Last year I wrote about the Tuggeranong Parkway car trap, that stretch of road between the Cotter Road and the Glenloch interchange where even a minor bingle in peak times can mean long delays and missed appointments, kick-offs, and flights, or just being late for work or getting home.
The red zones appear to be near the Arboretum where traffic merges, the Cotter Road off-ramp and the Lady Denman Drive ramps, and accidents invariably involve multiple collisions that take a long time to clear.
These things often come in clutches and the week before last there were two morning crunches – one blocking northbound lanes after a bang-up near the Cotter Road off-ramp that saw traffic backed up to Kambah, the other near the Lady Denman Drive off-ramp that left southbound lanes a car park.

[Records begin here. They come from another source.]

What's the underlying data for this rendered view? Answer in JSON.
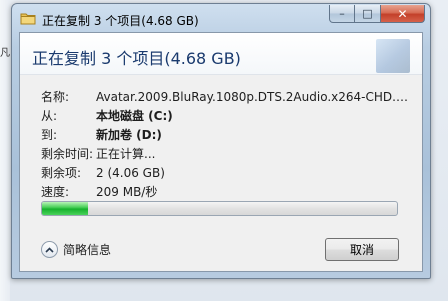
{
  "background": {
    "fragment_text": "凡"
  },
  "dialog": {
    "title": "正在复制 3 个项目(4.68 GB)",
    "header": "正在复制 3 个项目(4.68 GB)",
    "caption_buttons": {
      "minimize": "–",
      "maximize": "□",
      "close": "✕"
    },
    "rows": [
      {
        "label": "名称:",
        "value": "Avatar.2009.BluRay.1080p.DTS.2Audio.x264-CHD.d..."
      },
      {
        "label": "从:",
        "value": "本地磁盘 (C:)"
      },
      {
        "label": "到:",
        "value": "新加卷 (D:)"
      },
      {
        "label": "剩余时间:",
        "value": "正在计算..."
      },
      {
        "label": "剩余项:",
        "value": "2 (4.06 GB)"
      },
      {
        "label": "速度:",
        "value": "209 MB/秒"
      }
    ],
    "progress_percent": 13,
    "details_label": "简略信息",
    "cancel_label": "取消"
  },
  "colors": {
    "progress_green": "#17b22d",
    "header_text": "#1a3a6e",
    "close_button": "#c3402a"
  },
  "icons": {
    "title": "copy-folder-icon",
    "details": "chevron-up-icon"
  }
}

One caller to ABC Radio said he was now a half hour late for a booking with no end in sight to the blockage, lamenting that there must be some design flaw that causes crashes and stops them being cleared more quickly.
Everyone will have their theories – longer merging lanes at off-ramps, more room at the verges, somehow creating more space at that awful cram just past the Arboretum where the speed limit changes, lanes converge and traffic merges from the left when some drivers are looking to veer that direction toward Belconnen. Or just bad driving.
The Government acknowledges that the Tuggeranong Parkway between Cotter Road and the Glenloch interchange is one of the busiest sections of road in the ACT, transporting about 40,000 vehicles per day. “However, this stretch of road doesn’t exist in isolation and the performance of Parkes Way is a significant factor in increasing the reliability of the Parkway,” a spokesperson for Roads Minister Chris Steel, a regular Parkway user, says.
The Government says it has focused on safety in the Budget with five major intersection upgrades and beginning the work to remove intersections along the Monaro Highway, as well as starting the work to fully duplicate Athllon Drive and William Hovell Drive.
The spokesperson says the Parkway and the Glenloch interchange will continue to be monitored and improvements made where needed, especially with the predicted increase in traffic from the Molonglo Valley development but changes to speed limits were not in the mix.
Roads ACT monitors the performance of all roads in the Territory and accident data is a leading driver in identifying priorities for improvements.
It says that in the last five years there have been 239 reported crashes on Tuggeranong Parkway adjacent to the Arboretum, while in the same period there have been 46 reported crashes at the on/off-ramps joining the Cotter Road and the Tuggeranong Parkway. Most of these crashes, thankfully, involved property damage only.
So far, in 2019 there has been 21 reported crashes at these two sites, 20 adjacent to the Arboretum and one at the on/off-ramps joining the Tuggeranong Parkway and the Cotter Road. (Note: there is a two-month lead-time for crash data to be cleared and entered into the database.)
But the problem with the Parkway is that when an accident happens there seems to be nowhere to go and the entire north-south link can come to a standstill.
As I said last year, this saps the confidence of drivers in the reliability of the road to take you where you want to be quickly, and places extra pressure on the Cotter Road-Adelaide Avenue route to the city. At least that’s an option. If you are heading to Belconnen or Gungahlin, bad luck.
If nothing else the data points to issues near the Arboretum that scream for attention.
“The unfortunate reality is that it is hard to engineer the human factor on busy roads. Despite that the ACT Government will continue to consider options for improvements to the road,” Mr Steel’s spokesperson says.
In the meantime, choose your travel time and route carefully, and heed the sage advice from the police who have to clean up these messes. “Many of these peak hour collisions are as a result of drivers not leaving adequate distance in front of them to stop safely,” a spokesperson said.